As a second example, two liver enzymes that degrade drugs, Cyp2C19 and Cyp2D6 are encoded by genes that are subject to genetic variation. In 3-10% of whites, the Cyp2D6 enzyme does not completely function and the drugs processed by this enzyme, a blood pressure medicine called debrisoquine and a heart medicine called sparteine, show impaired degradation. Thus these patients are in danger of overdosing on these drugs at normal dosages, since they are degraded and excreted at such low rates. Other people, however, have a version of Cyp2D6 that is hyperactive. This variant is most commonly found in Ethiopians and Saudi Arabians that consequently, drugs degraded by this enzyme, such as tricyclic antidepressants (e.g., nortriptyline) must be dosed at two the three times the normal concentration. Also, some drugs are given as prodrugs, which are inactive until the liver activates them. In individuals with the overactive Cyp2D6 enzyme variant, a prodrug, such as codeine is overactivated and at normal doses, causes severe side effects (stomach pains). Thus a distinct enzyme difference causes different clinical outcomes with the same drugs (see JK Hicks, et al., Clin Pharmacol Ther. 2013 May;93(5):402-8).

So then, how do we test for drug safety and efficacy given these variations in drug metabolism?

Stem cell technology has the ability to improve drug testing in a multitude of ways. Drug safety can be tested with stem cells as can drug efficacy without feeding them to human volunteers.

Now scientists from the University of Edinburgh have shown that stem cell-based drug tests are almost ready for the prime time. David Hay from the Medical Research Centre for Regenerative Medicine at the University at the University of Edinburgh and his colleagues have generated cell in the laboratory that reach the gold standard required by the pharmaceutical industry to test drug safety.

In this study, the Hay laboratory made liver cells from H9 human embryonic stem cells and from 33D6 human induced pluripotent stem cells. Since is the liver is the main organ that biochemically processes drugs in our bodies (a phenomenon known as biotransformation), testing drug safety in cultured liver cells makes good sense.

Next, Hay and his colleagues found that these pluripotent-derived liver cells were equally effective in drug safety tests as frozen human liver tissue extracted from cadavers. Such livers are in short supply and the results researchers derive from them varies wildly according to the genetic make-up of the donor.
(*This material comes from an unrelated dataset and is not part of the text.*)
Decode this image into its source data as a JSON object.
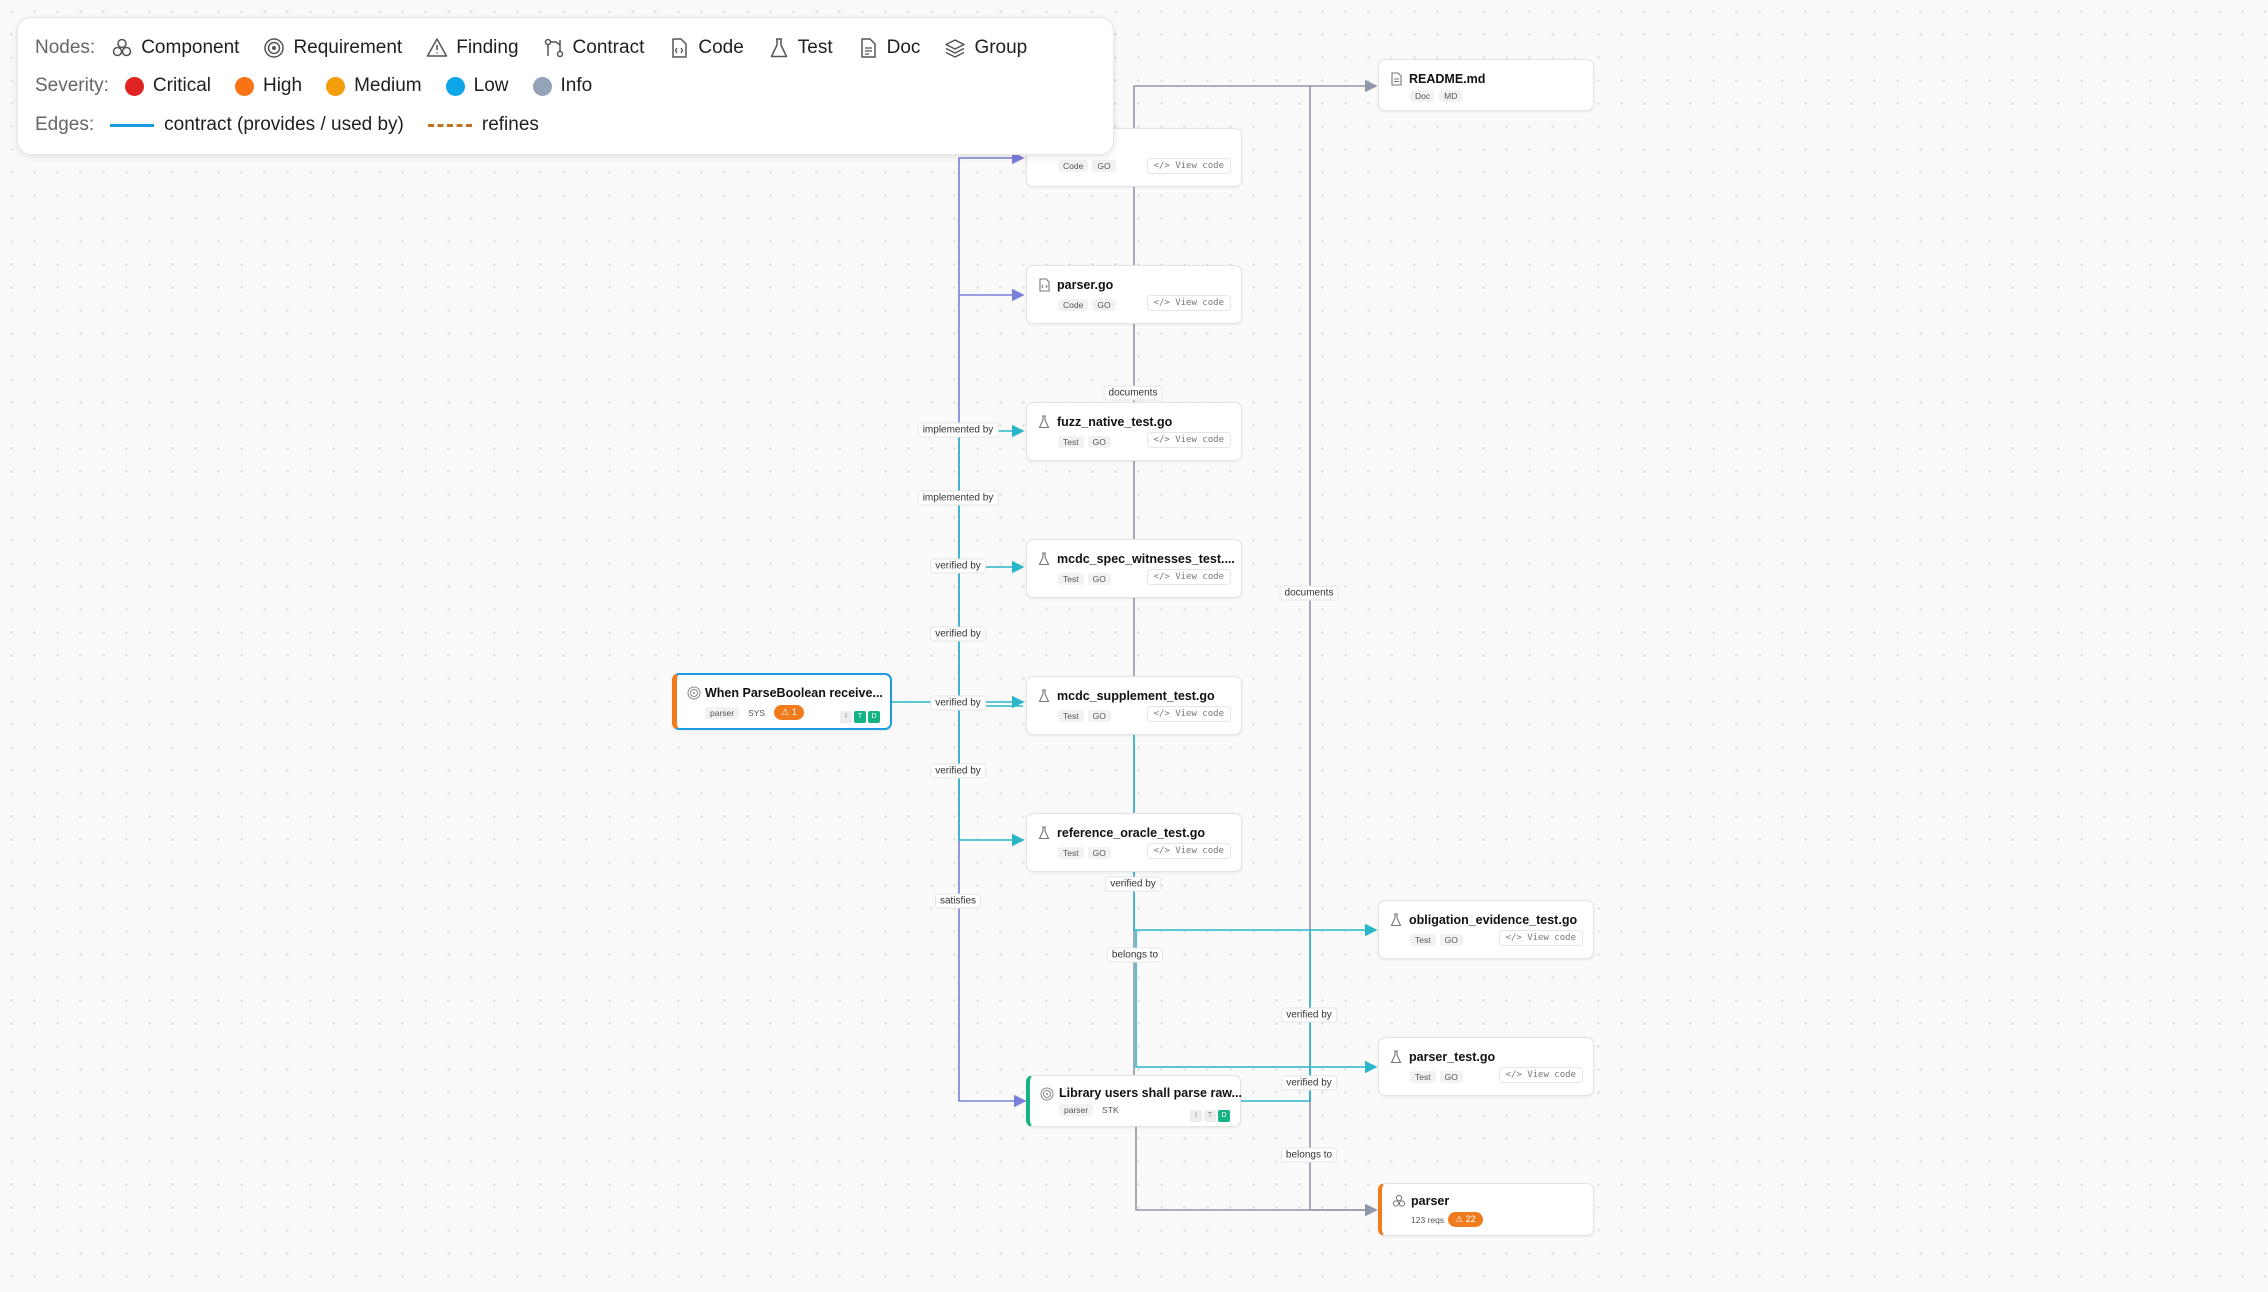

Thus frozen liver tissue is not optimal for such drug testing protocols.

However, these drug-testing protocols that use stem cell-based protocols can provide reproducible drug safety results and can also be adapted for individuals with particular genetic compositions who process drugs differently from other people.
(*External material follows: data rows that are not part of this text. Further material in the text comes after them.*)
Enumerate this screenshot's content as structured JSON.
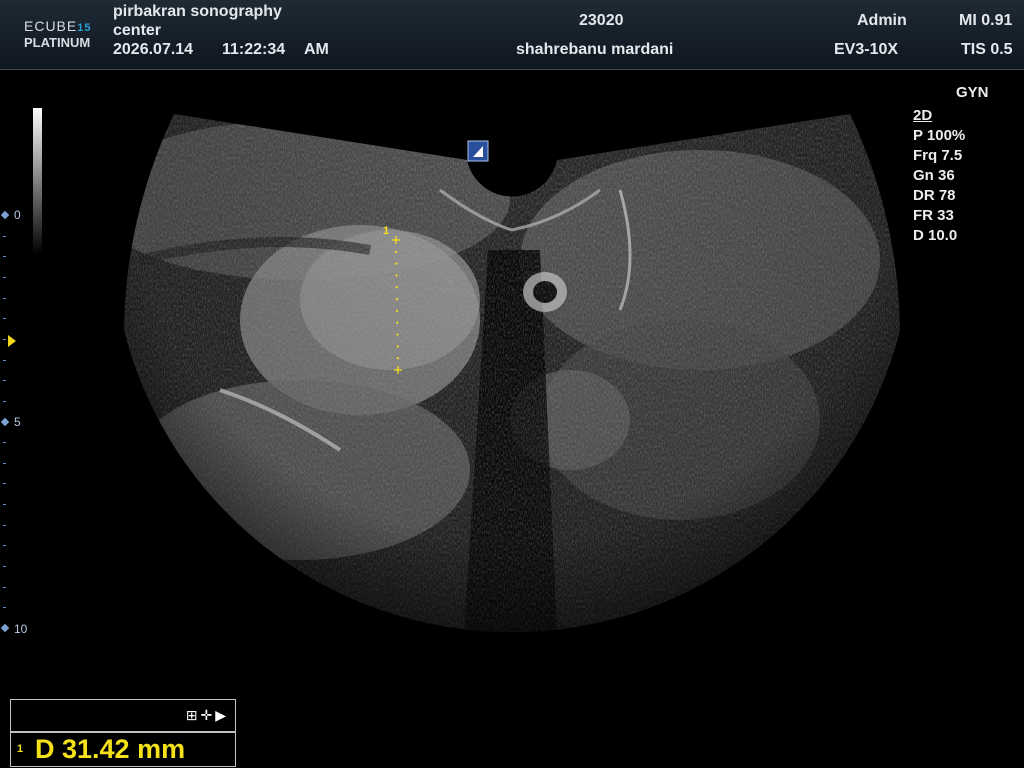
{
  "header": {
    "logo_line1": "ECUBE",
    "logo_line1_sup": "15",
    "logo_line2": "PLATINUM",
    "institution_line1": "pirbakran sonography",
    "institution_line2": "center",
    "date": "2026.07.14",
    "time": "11:22:34",
    "ampm": "AM",
    "patient_id": "23020",
    "patient_name": "shahrebanu mardani",
    "operator": "Admin",
    "probe": "EV3-10X",
    "mi": "MI 0.91",
    "tis": "TIS 0.5"
  },
  "params": {
    "preset": "GYN",
    "mode": "2D",
    "power": "P 100%",
    "frequency": "Frq 7.5",
    "gain": "Gn 36",
    "dynamic_range": "DR 78",
    "frame_rate": "FR 33",
    "depth": "D 10.0"
  },
  "depth_scale": {
    "labels": [
      "0",
      "5",
      "10"
    ]
  },
  "image": {
    "caliper_index": "1",
    "probe_orientation_icon": "probe-orientation-icon"
  },
  "measurement": {
    "tools_icons": [
      "grid-icon",
      "move-icon",
      "play-icon"
    ],
    "index": "1",
    "value_text": "D  31.42 mm"
  },
  "colors": {
    "caliper": "#f5e11a",
    "scale": "#7fa2d6",
    "header_bg": "#1a2530"
  }
}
David Hay explained it this way: “Differing genetic information plays a key role in how patients’ livers process drugs. We are now able to efficiently produce human liver cells in the laboratory from different people model the functional differences in human genetics.”
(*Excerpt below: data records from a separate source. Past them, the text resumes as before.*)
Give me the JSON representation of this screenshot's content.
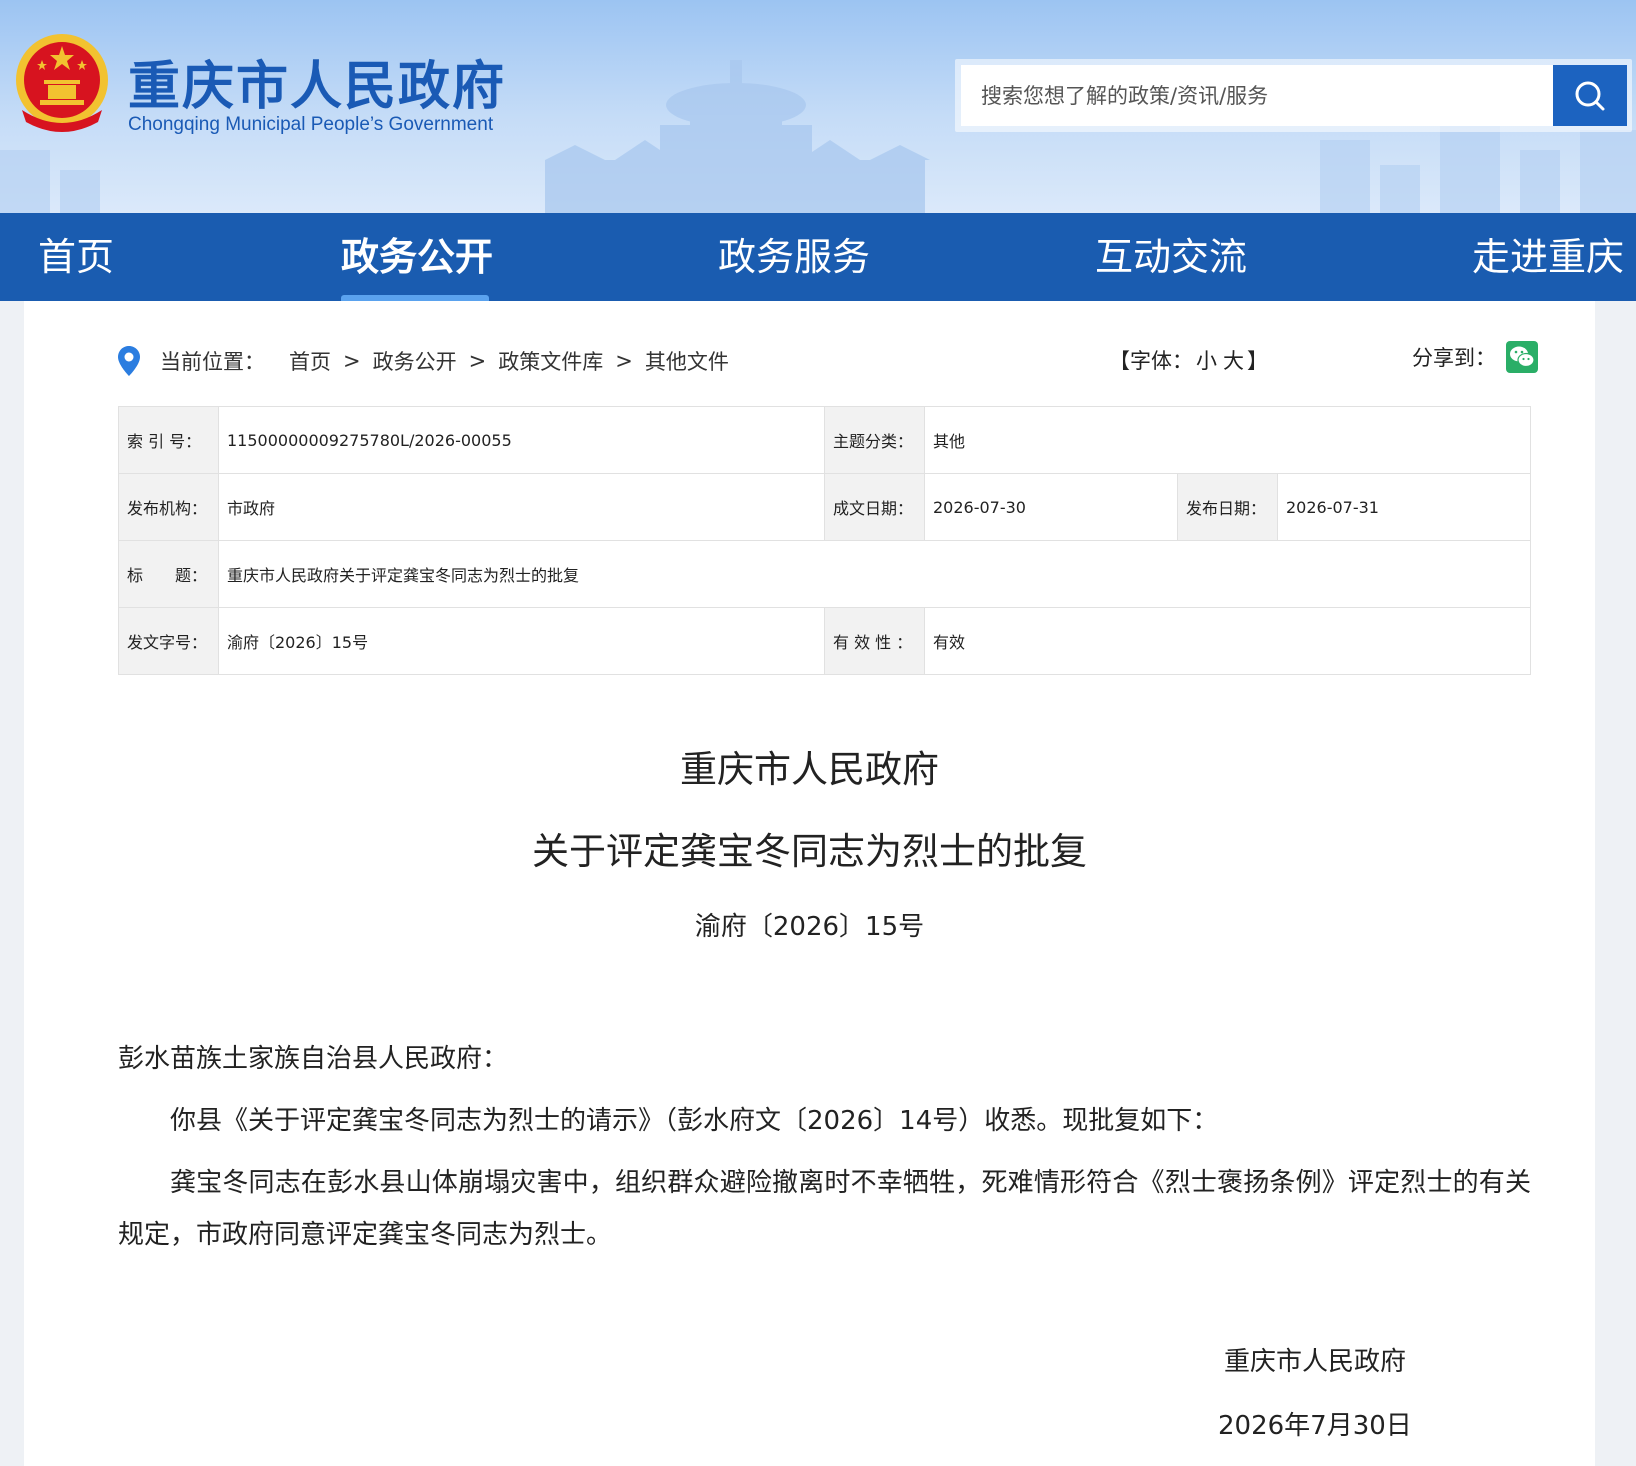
{
  "header": {
    "site_title": "重庆市人民政府",
    "site_subtitle": "Chongqing Municipal People’s Government",
    "search_placeholder": "搜索您想了解的政策/资讯/服务"
  },
  "nav": {
    "items": [
      {
        "label": "首页"
      },
      {
        "label": "政务公开"
      },
      {
        "label": "政务服务"
      },
      {
        "label": "互动交流"
      },
      {
        "label": "走进重庆"
      }
    ],
    "active_index": 1
  },
  "breadcrumb": {
    "label": "当前位置：",
    "items": [
      "首页",
      "政务公开",
      "政策文件库",
      "其他文件"
    ],
    "separator": ">"
  },
  "font_size_control": {
    "open": "【字体：",
    "small": "小",
    "large": "大",
    "close": "】"
  },
  "share": {
    "label": "分享到："
  },
  "meta": {
    "index_label": "索 引 号：",
    "index_value": "11500000009275780L/2026-00055",
    "topic_label": "主题分类：",
    "topic_value": "其他",
    "issuer_label": "发布机构：",
    "issuer_value": "市政府",
    "written_label": "成文日期：",
    "written_value": "2026-07-30",
    "publish_label": "发布日期：",
    "publish_value": "2026-07-31",
    "title_label": "标　　题：",
    "title_value": "重庆市人民政府关于评定龚宝冬同志为烈士的批复",
    "docno_label": "发文字号：",
    "docno_value": "渝府〔2026〕15号",
    "validity_label": "有 效 性 ：",
    "validity_value": "有效"
  },
  "document": {
    "title_line1": "重庆市人民政府",
    "title_line2": "关于评定龚宝冬同志为烈士的批复",
    "doc_number": "渝府〔2026〕15号",
    "addressee": "彭水苗族土家族自治县人民政府：",
    "paragraph1": "你县《关于评定龚宝冬同志为烈士的请示》（彭水府文〔2026〕14号）收悉。现批复如下：",
    "paragraph2": "龚宝冬同志在彭水县山体崩塌灾害中，组织群众避险撤离时不幸牺牲，死难情形符合《烈士褒扬条例》评定烈士的有关规定，市政府同意评定龚宝冬同志为烈士。",
    "signature_org": "重庆市人民政府",
    "signature_date": "2026年7月30日"
  },
  "colors": {
    "brand_blue": "#1a5cb0",
    "title_blue": "#1a5ab5",
    "emblem_red": "#d7131f",
    "emblem_gold": "#f2c230",
    "wechat_green": "#2aae67"
  },
  "icons": {
    "search": "search-icon",
    "location": "location-pin-icon",
    "wechat": "wechat-icon",
    "emblem": "national-emblem-icon"
  }
}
Hay and others hope to generate liver cells that contain distinct DNA sequences that will reflect the genetic variations in metabolism found in the population. These cultured liver cells from human pluripotent stem cells can be used to identify differences in drug biotransformation.

These laboratory-generation liver cells could also be used to screen certain drugs that need close monitoring in order to optimize the efficacy of patient treatment, and the safety of these treatment regimes.

Hay and his colleagues are working with Edinburgh BioQuarter in order to form a spin-off company that will commercialize this research and its clinical ramifications.